Plus qu'un simple passage en revue des différentes métaphores dans lesquelles une maladie tient lieu de comparant, "la Maladie comme métaphore" propose une étude des différentes connotations prises au fil des siècles par la maladie — principalement la tuberculose et le cancer, dont la confrontation structure une partie de l'essai. Les huit premiers chapitres pourraient ainsi constituer une partie d'un livre d'histoire des mentalités consacré aux maladies : le recours à des textes littéraires et historiques, une relative clarté, de la rigueur dans l'analyse, et ces rapprochements entre des éléments a priori sans rapport qui sont peut-être l'indice le plus manifeste de l'intelligence. Non seulement on apprend des choses dans "la Maladie comme métaphore", mais on apprend aussi comment son auteur pense.

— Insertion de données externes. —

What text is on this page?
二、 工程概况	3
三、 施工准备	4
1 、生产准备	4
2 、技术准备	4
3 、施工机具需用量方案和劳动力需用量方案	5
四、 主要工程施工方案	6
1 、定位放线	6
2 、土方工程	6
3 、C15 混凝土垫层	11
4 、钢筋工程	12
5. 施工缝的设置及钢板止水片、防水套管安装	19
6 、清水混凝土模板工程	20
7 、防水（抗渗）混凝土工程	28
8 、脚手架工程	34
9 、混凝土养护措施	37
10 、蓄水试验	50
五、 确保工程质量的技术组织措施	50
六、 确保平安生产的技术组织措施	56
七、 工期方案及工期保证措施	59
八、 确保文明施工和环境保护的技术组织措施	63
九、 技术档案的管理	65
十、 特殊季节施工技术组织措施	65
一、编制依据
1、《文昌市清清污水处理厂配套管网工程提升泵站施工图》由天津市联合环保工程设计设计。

Bien sûr, on aurait parfois aimé que le propos fût plus approfondi. Ainsi, lorsque l'auteur explique que « Les sentiments à l'égard du mal sont projetés sur une maladie. Celle-ci (considérablement plus riche de sens) est à son tour projetée sur le monde. » (p. 80), il n'aurait pas été hors sujet d'évoquer en détails les procédés du langage à l'œuvre dans cette double projection — mais c'est aussi le prix des textes stimulants : ils peuvent laisser le lecteur sur sa faim. Par ailleurs, le texte peut faire naître un certain malaise : sans être cancérologue, et ignorant l'état des connaissances en la matière l'année de la publication de l'ouvrage (1978), je trouve qu'il balaie bien légèrement les facteurs environnementaux lorsqu'il évoque les différentes causes du cancer (fin du chapitre 9).
Gênant encore est le dernier chapitre, gâché par un défaut que Susan Sontag, qui fréquenta Roland Barthes, partage avec bien des intellectuels de gauche des années 1960 et 1970 : voir partout de l'oppression, voire du fascisme. Cela la mène à perdre beaucoup de mesure : « Parler de cancer pour rendre compte d'un phénomène, c'est inciter à la violence. […] les métaphores liées au cancer portent en elles, et implicitement, l'idée de génocide » (p. 109). La fin du texte préfigure aussi le "politically correct" qui a pris son essor depuis (« ce que l'on appelle le “système de défense immunitaire” peut aussi rompre avec la métaphore militaire et devenir la “compétence immunologique” », p. 113).
Dommage : c'est quand le texte se faisait le moins ouvertement polémique qu'il était le plus intéressant.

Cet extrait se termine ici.